Бернини критиковал Микеланджело за его неспособность передать фактуру человеческой плоти и хвастался, что уж в его-то руках камень “подобен пасте”: мрамор, податливый, как воск. Это в самом деле было так. Он гениально манипулировал человеческим восприятием – то едва заметно искажая перспективу, то подчеркивая определенные детали композиции, то используя техники и материалы, словно стирающие грань между скульптурой и живописью. Все это позволяло Бернини выйти на принципиально иной уровень достоверности образов: искусство, учил он, это всегда немного надувательство.
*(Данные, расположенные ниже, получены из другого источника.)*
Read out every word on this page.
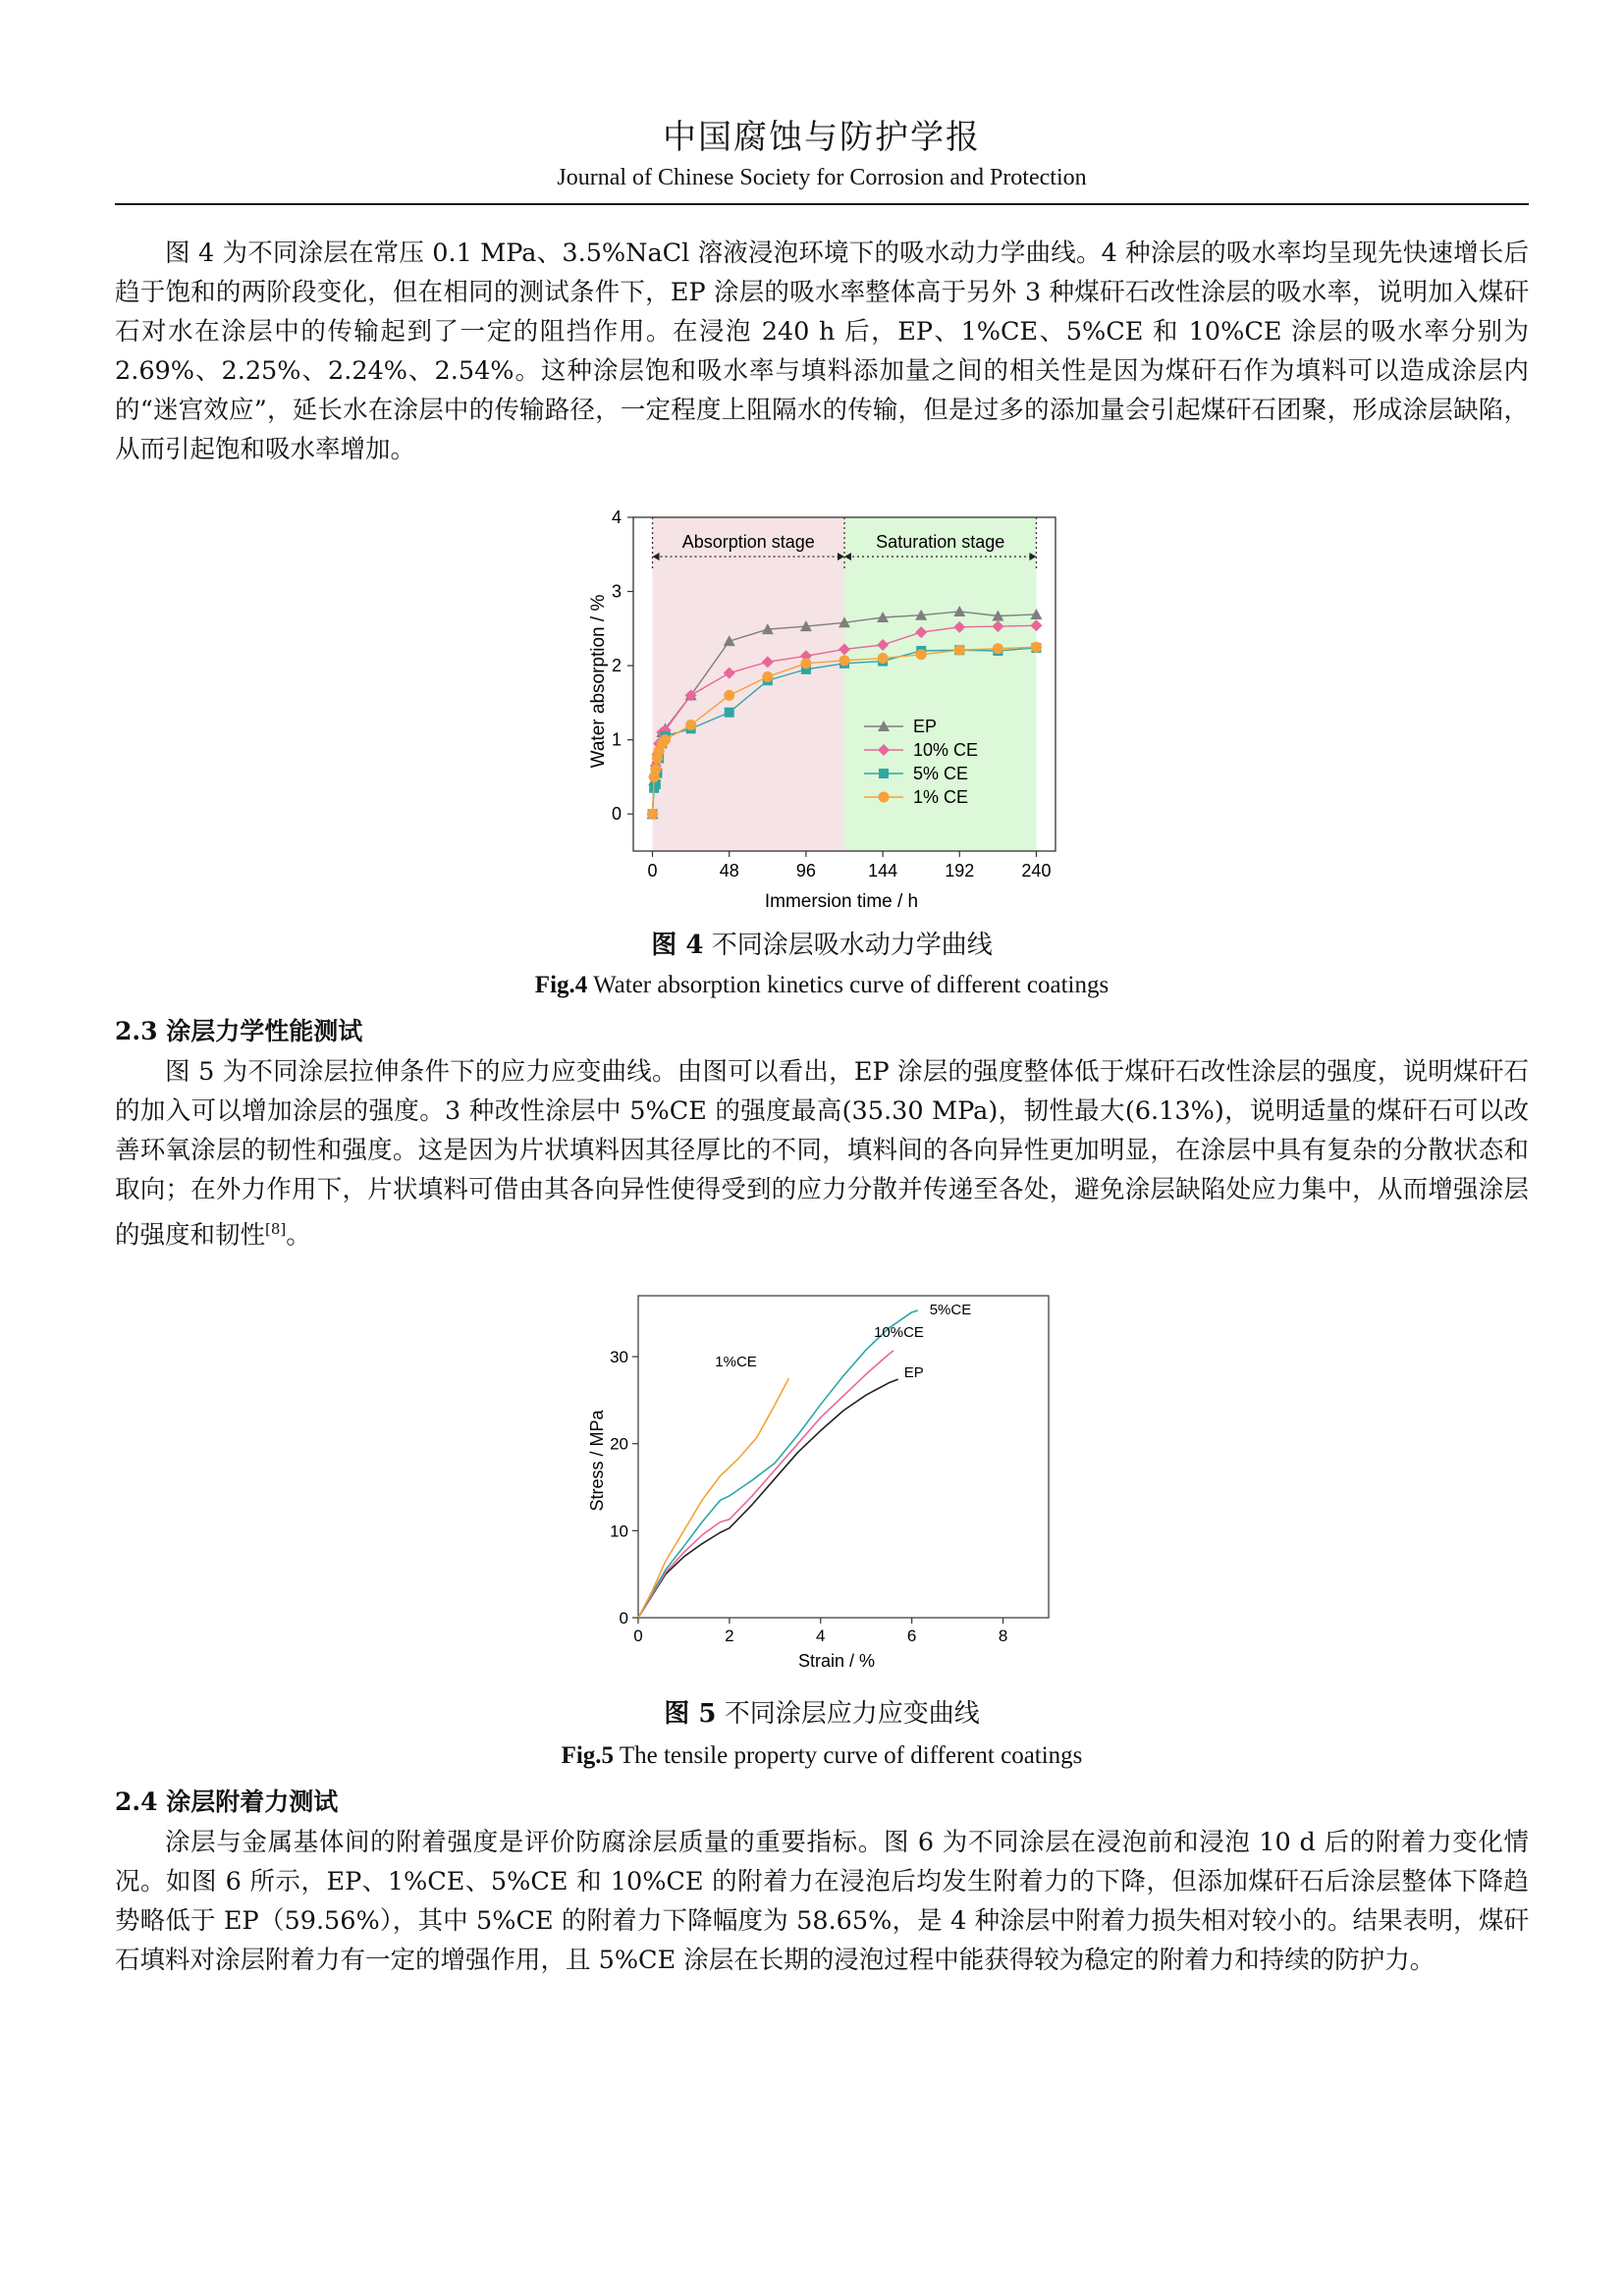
中国腐蚀与防护学报
Journal of Chinese Society for Corrosion and Protection

图 4 为不同涂层在常压 0.1 MPa、3.5%NaCl 溶液浸泡环境下的吸水动力学曲线。4 种涂层的吸水率均呈现先快速增长后趋于饱和的两阶段变化，但在相同的测试条件下，EP 涂层的吸水率整体高于另外 3 种煤矸石改性涂层的吸水率，说明加入煤矸石对水在涂层中的传输起到了一定的阻挡作用。在浸泡 240 h 后，EP、1%CE、5%CE 和 10%CE 涂层的吸水率分别为 2.69%、2.25%、2.24%、2.54%。这种涂层饱和吸水率与填料添加量之间的相关性是因为煤矸石作为填料可以造成涂层内的“迷宫效应”，延长水在涂层中的传输路径，一定程度上阻隔水的传输，但是过多的添加量会引起煤矸石团聚，形成涂层缺陷，从而引起饱和吸水率增加。

Absorption stage	Saturation stage
0	48	96	144	192	240
0
1
2
3
4
EP
10% CE
5% CE
1% CE
Immersion time / h
Water absorption / %
图 4 不同涂层吸水动力学曲线
Fig.4 Water absorption kinetics curve of different coatings

2.3 涂层力学性能测试

图 5 为不同涂层拉伸条件下的应力应变曲线。由图可以看出，EP 涂层的强度整体低于煤矸石改性涂层的强度，说明煤矸石的加入可以增加涂层的强度。3 种改性涂层中 5%CE 的强度最高(35.30 MPa)，韧性最大(6.13%)，说明适量的煤矸石可以改善环氧涂层的韧性和强度。这是因为片状填料因其径厚比的不同，填料间的各向异性更加明显，在涂层中具有复杂的分散状态和取向；在外力作用下，片状填料可借由其各向异性使得受到的应力分散并传递至各处，避免涂层缺陷处应力集中，从而增强涂层的强度和韧性[8]。

0	2	4	6	8
0
10
20
30
EP
10%CE
5%CE
1%CE
Strain / %
Stress / MPa
图 5 不同涂层应力应变曲线
Fig.5 The tensile property curve of different coatings

2.4 涂层附着力测试

涂层与金属基体间的附着强度是评价防腐涂层质量的重要指标。图 6 为不同涂层在浸泡前和浸泡 10 d 后的附着力变化情况。如图 6 所示，EP、1%CE、5%CE 和 10%CE 的附着力在浸泡后均发生附着力的下降，但添加煤矸石后涂层整体下降趋势略低于 EP（59.56%），其中 5%CE 的附着力下降幅度为 58.65%，是 4 种涂层中附着力损失相对较小的。结果表明，煤矸石填料对涂层附着力有一定的增强作用，且 5%CE 涂层在长期的浸泡过程中能获得较为稳定的附着力和持续的防护力。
Тем не менее маленькие махинации такого рода, столь высоко ценимые Бернини, в музыке стали предметом неутихающих споров. Если скульптору разрешалось искажать человеческие черты во имя правдоподобия их произведений, то почему же музыканты не могли немного редактировать “боговдохновенные” музыкальные пропорции, не рискуя при этом утратить красоту звука? Неужели было невозможно изменить “естественные” интервалы так, чтобы музыка сохранила свои ключевые выразительные свойства?
Вера и чистый разум находились на одной чаше весов, проза жизни – на другой. Ньютон продемонстрировал уникальную возможность учитывать и то, и другое. Призвав на помощь свои математические навыки и алхимический кругозор, он задался вопросом: можно ли открыть “философскую ртуть” музыки, то есть такой метод преобразования античных пропорций, при котором наиболее ценные качества, им присущие, не выплеснутся за пределы музыкального “сосуда” нового образца?